Partenaire des Disquaires Days en Occitanie depuis plusieurs années, Octopus s’investit par ailleurs dans diverses actions en faveur des disquaires indépendants.
En synergie avec le CALIF, la fédération mène ainsi des démarches auprès des collectivités territoriales pour obtenir l’exonération de la Contribution Foncière des Entreprises (CFE). Depuis la réforme du Code général des impôts impulsée en 2016 par Audrey Azoulay, alors ministre de la Culture et de la Communication, les disquaires indépendants peuvent en effet bénéficier de cette exonération mais les agglomérations de Toulouse et de Montpellier leur refusent pour le moment. Mais bonne nouvelle, Toulouse Métropole travaillerait activement, avec le concours de la Région Occitanie, à la création d’un fonds d’aide direct aux disquaires indépendants, en réponse à cette situation.
De plus, dans le cadre du contrat de filière Occitanie, le CALIF développe actuellement un dispositif expérimental à destination des disquaires indépendants.
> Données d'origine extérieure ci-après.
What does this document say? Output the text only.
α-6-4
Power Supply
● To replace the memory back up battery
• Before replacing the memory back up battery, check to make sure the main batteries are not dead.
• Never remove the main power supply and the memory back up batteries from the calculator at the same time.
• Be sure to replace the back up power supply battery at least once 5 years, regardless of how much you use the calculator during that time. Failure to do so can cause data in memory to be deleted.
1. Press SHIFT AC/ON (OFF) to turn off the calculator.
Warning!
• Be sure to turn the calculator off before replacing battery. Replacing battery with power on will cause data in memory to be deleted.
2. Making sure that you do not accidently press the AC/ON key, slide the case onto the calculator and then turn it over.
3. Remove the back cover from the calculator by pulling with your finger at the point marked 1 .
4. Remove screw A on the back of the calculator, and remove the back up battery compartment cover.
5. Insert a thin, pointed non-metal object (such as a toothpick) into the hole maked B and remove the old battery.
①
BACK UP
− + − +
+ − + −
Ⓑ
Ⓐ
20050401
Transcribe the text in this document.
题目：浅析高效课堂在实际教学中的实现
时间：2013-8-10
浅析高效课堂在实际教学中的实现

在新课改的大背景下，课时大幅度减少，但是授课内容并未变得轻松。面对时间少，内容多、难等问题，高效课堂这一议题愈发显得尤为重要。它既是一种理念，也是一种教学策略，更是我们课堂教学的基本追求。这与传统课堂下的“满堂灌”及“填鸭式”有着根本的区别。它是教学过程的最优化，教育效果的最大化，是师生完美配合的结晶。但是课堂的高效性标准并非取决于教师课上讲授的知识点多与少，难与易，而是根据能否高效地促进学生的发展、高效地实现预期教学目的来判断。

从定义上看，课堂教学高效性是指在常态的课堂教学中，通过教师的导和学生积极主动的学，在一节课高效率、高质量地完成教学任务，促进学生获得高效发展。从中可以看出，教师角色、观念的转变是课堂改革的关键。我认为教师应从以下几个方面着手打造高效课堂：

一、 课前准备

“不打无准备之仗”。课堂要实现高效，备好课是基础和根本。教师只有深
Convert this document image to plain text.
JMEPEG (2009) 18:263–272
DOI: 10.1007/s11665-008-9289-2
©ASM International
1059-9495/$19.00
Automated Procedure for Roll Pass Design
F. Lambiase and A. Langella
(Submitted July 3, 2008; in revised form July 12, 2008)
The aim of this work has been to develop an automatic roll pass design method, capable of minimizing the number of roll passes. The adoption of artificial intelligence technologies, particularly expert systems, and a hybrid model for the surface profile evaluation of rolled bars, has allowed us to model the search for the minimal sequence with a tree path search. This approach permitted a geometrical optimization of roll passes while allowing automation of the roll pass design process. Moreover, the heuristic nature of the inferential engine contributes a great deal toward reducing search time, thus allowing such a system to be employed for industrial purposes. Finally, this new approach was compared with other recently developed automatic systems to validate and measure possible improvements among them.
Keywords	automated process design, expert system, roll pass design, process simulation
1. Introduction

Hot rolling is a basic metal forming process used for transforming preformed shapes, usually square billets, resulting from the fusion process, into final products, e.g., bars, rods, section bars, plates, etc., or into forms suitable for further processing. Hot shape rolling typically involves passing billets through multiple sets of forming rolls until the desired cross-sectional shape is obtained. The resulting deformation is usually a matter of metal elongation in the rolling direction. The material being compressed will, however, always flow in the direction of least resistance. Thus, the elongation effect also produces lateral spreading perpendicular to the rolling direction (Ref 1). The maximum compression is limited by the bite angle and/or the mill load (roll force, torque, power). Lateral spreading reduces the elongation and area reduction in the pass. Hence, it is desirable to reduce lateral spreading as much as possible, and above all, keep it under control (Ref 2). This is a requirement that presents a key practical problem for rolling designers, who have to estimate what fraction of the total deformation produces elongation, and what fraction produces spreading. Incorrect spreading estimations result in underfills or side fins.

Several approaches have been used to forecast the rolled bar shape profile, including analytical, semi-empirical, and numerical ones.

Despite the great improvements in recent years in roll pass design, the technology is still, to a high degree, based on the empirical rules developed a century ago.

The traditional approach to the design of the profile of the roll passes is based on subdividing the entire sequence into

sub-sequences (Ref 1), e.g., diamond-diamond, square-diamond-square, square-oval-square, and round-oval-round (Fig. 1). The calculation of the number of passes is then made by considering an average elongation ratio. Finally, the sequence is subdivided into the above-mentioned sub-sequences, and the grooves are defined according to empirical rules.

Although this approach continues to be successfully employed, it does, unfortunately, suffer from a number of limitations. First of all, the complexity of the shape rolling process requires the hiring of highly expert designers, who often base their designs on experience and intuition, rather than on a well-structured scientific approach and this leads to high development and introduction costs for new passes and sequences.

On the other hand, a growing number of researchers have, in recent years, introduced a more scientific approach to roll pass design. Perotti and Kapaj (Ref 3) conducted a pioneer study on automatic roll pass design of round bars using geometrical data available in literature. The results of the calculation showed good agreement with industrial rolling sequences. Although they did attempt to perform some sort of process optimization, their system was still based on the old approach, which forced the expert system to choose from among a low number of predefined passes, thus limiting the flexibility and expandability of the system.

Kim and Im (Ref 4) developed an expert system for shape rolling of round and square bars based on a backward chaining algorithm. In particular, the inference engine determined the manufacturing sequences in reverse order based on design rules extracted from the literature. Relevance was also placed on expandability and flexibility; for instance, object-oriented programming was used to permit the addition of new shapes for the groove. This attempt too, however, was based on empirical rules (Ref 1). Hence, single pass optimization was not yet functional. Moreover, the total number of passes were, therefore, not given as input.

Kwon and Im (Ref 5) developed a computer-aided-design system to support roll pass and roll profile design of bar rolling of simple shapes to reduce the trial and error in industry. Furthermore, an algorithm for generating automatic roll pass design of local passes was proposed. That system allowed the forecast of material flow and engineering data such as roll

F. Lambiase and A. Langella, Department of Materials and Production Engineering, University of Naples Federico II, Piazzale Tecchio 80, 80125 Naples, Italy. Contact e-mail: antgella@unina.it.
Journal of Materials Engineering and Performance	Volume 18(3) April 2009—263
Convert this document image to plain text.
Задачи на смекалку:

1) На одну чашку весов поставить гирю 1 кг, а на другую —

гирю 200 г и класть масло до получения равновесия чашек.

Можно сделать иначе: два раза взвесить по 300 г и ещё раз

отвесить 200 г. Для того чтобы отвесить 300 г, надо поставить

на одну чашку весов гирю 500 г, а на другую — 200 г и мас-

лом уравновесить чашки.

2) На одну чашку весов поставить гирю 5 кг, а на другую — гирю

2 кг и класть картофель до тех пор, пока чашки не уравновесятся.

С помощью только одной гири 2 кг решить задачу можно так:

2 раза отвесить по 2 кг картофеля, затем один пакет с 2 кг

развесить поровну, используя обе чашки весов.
Ce dispositif comprend deux volets : primo, la réalisation d’une carte (physique et numérique) répertoriant les disquaires des principales villes d’Occitanie ; secundo, l’attribution d’une aide aux showcases organisés chez les disquaires.
Acteurs indispensables de la vie musicale, en contact direct avec les mélomanes, les disquaires indépendants contribuent plus largement à la diversité de l’offre culturelle et représentent une alternative essentielle, à taille humaine, face aux grands magasins spécialisés et aux géants du commerce en ligne. Dans une période de grande incertitude, marquée par une forte récession économique consécutive à la pandémie, il apparaît plus que jamais impératif de les soutenir.